MISO Coal Generation Hits 3-Year Low as Solar Surges to 55% of Demand Growth
Coal-fired generation in the MISO footprint hit a 3-year low in January 2026, while solar generation accounted for 55% of total demand increase from 2023 to 2025. Natural gas and wind resources are filling the remainder. MISO's long-term modeling projects 413 to 501 GW of installed capacity by 2045, with solar, natural gas, and wind dominating the future fuel mix. For commercial and industrial buyers in the Midwest, this transition is creating new pricing volatility patterns — gas-correlated evenings and near-zero solar hours during midday.
The Coal Decline Accelerates
MISO's coal fleet, once the backbone of Midwest electricity generation, is in structural decline.
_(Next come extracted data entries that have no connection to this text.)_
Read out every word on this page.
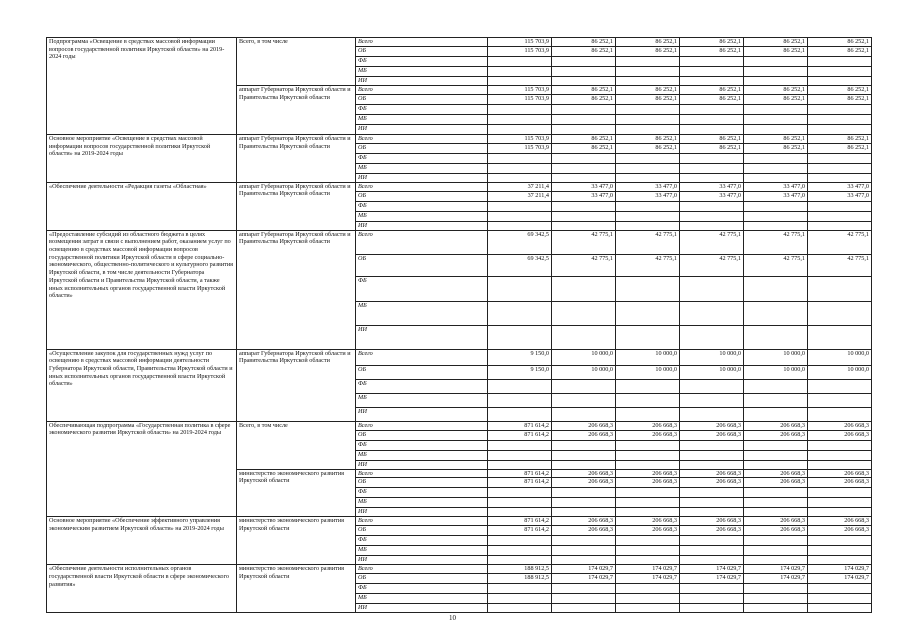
Подпрограмма «Освещение в средствах массовой информации вопросов государственной политики Иркутской области» на 2019-2024 годы	Всего, в том числе	Всего	115 703,9	86 252,1	86 252,1	86 252,1	86 252,1	86 252,1
		ОБ	115 703,9	86 252,1	86 252,1	86 252,1	86 252,1	86 252,1
		ФБ						
		МБ						
		ИИ						
	аппарат Губернатора Иркутской области и Правительства Иркутской области	Всего	115 703,9	86 252,1	86 252,1	86 252,1	86 252,1	86 252,1
		ОБ	115 703,9	86 252,1	86 252,1	86 252,1	86 252,1	86 252,1
		ФБ						
		МБ						
		ИИ						
Основное мероприятие «Освещение в средствах массовой информации вопросов государственной политики Иркутской области» на 2019-2024 годы	аппарат Губернатора Иркутской области и Правительства Иркутской области	Всего	115 703,9	86 252,1	86 252,1	86 252,1	86 252,1	86 252,1
		ОБ	115 703,9	86 252,1	86 252,1	86 252,1	86 252,1	86 252,1
		ФБ						
		МБ						
		ИИ						
«Обеспечение деятельности «Редакция газеты «Областная»	аппарат Губернатора Иркутской области и Правительства Иркутской области	Всего	37 211,4	33 477,0	33 477,0	33 477,0	33 477,0	33 477,0
		ОБ	37 211,4	33 477,0	33 477,0	33 477,0	33 477,0	33 477,0
		ФБ						
		МБ						
		ИИ						
«Предоставление субсидий из областного бюджета в целях возмещения затрат в связи с выполнением работ, оказанием услуг по освещению в средствах массовой информации вопросов государственной политики Иркутской области в сфере социально-экономического, общественно-политического и культурного развития Иркутской области, в том числе деятельности Губернатора Иркутской области и Правительства Иркутской области, а также иных исполнительных органов государственной власти Иркутской области»	аппарат Губернатора Иркутской области и Правительства Иркутской области	Всего	69 342,5	42 775,1	42 775,1	42 775,1	42 775,1	42 775,1
		ОБ	69 342,5	42 775,1	42 775,1	42 775,1	42 775,1	42 775,1
		ФБ						
		МБ						
		ИИ						
«Осуществление закупок для государственных нужд услуг по освещению в средствах массовой информации деятельности Губернатора Иркутской области, Правительства Иркутской области и иных исполнительных органов государственной власти Иркутской области»	аппарат Губернатора Иркутской области и Правительства Иркутской области	Всего	9 150,0	10 000,0	10 000,0	10 000,0	10 000,0	10 000,0
		ОБ	9 150,0	10 000,0	10 000,0	10 000,0	10 000,0	10 000,0
		ФБ						
		МБ						
		ИИ						
Обеспечивающая подпрограмма «Государственная политика в сфере экономического развития Иркутской области» на 2019-2024 годы	Всего, в том числе	Всего	871 614,2	206 668,3	206 668,3	206 668,3	206 668,3	206 668,3
		ОБ	871 614,2	206 668,3	206 668,3	206 668,3	206 668,3	206 668,3
		ФБ						
		МБ						
		ИИ						
	министерство экономического развития Иркутской области	Всего	871 614,2	206 668,3	206 668,3	206 668,3	206 668,3	206 668,3
		ОБ	871 614,2	206 668,3	206 668,3	206 668,3	206 668,3	206 668,3
		ФБ						
		МБ						
		ИИ						
Основное мероприятие «Обеспечение эффективного управления экономическим развитием Иркутской области» на 2019-2024 годы	министерство экономического развития Иркутской области	Всего	871 614,2	206 668,3	206 668,3	206 668,3	206 668,3	206 668,3
		ОБ	871 614,2	206 668,3	206 668,3	206 668,3	206 668,3	206 668,3
		ФБ						
		МБ						
		ИИ						
«Обеспечение деятельности исполнительных органов государственной власти Иркутской области в сфере экономического развития»	министерство экономического развития Иркутской области	Всего	188 912,5	174 029,7	174 029,7	174 029,7	174 029,7	174 029,7
		ОБ	188 912,5	174 029,7	174 029,7	174 029,7	174 029,7	174 029,7
		ФБ						
		МБ						
		ИИ						
10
January 2026 saw coal-fired output drop to its lowest level in three years, driven by retirements of aging plants that can no longer compete with cheaper natural gas and the rapidly falling cost of solar.
This isn't a temporary dip — MISO's own long-range models project the transition accelerating through 2045, with installed capacity growing to between 413 and 501 GW but with a fundamentally different fuel mix: solar, natural gas, and wind replacing coal and nuclear as the dominant generation sources.
Solar: The New Growth Engine
The most striking data point is solar's dominance: 55% of all demand growth in the MISO footprint from 2023 to 2025 was met by solar generation. This is reshaping the hourly pricing curve:
- Midday (10am-3pm): Solar flood drives clearing prices toward — and sometimes below — zero. Commercial facilities with flexibility can shift load to these hours for significant savings.
- Evening ramp (4pm-8pm): As solar drops off and gas ramps up, prices spike. This is the new "peak" for MISO, similar to CAISO's duck curve pattern.
- Night/morning: Wind generation provides baseload, but prices correlate strongly with Henry Hub natural gas prices.
Procurement Opportunity
The growing solar-gas price divergence creates a strategic opportunity for commercial buyers. Facilities that can shift 20-30% of their load to the 10am-3pm window can capture $0.01-0.02/kWh savings vs flat-rate contracts. This is especially relevant for data centers, cold storage, and manufacturing with thermal storage capability.
Reserve Pricing Signal
MISO set the Regulating Reserve Demand Curve price at $129.7/MW for March 2026, reflecting the cost of maintaining grid stability as the generation mix becomes more variable. This ancillary service cost flows through to commercial ratepayers as part of the all-in rate.
For energy managers: as MISO's fuel mix shifts, watch for increasing ancillary service charges in your supply contracts. These costs will rise as the grid requires more fast-responding reserves to balance intermittent solar and wind.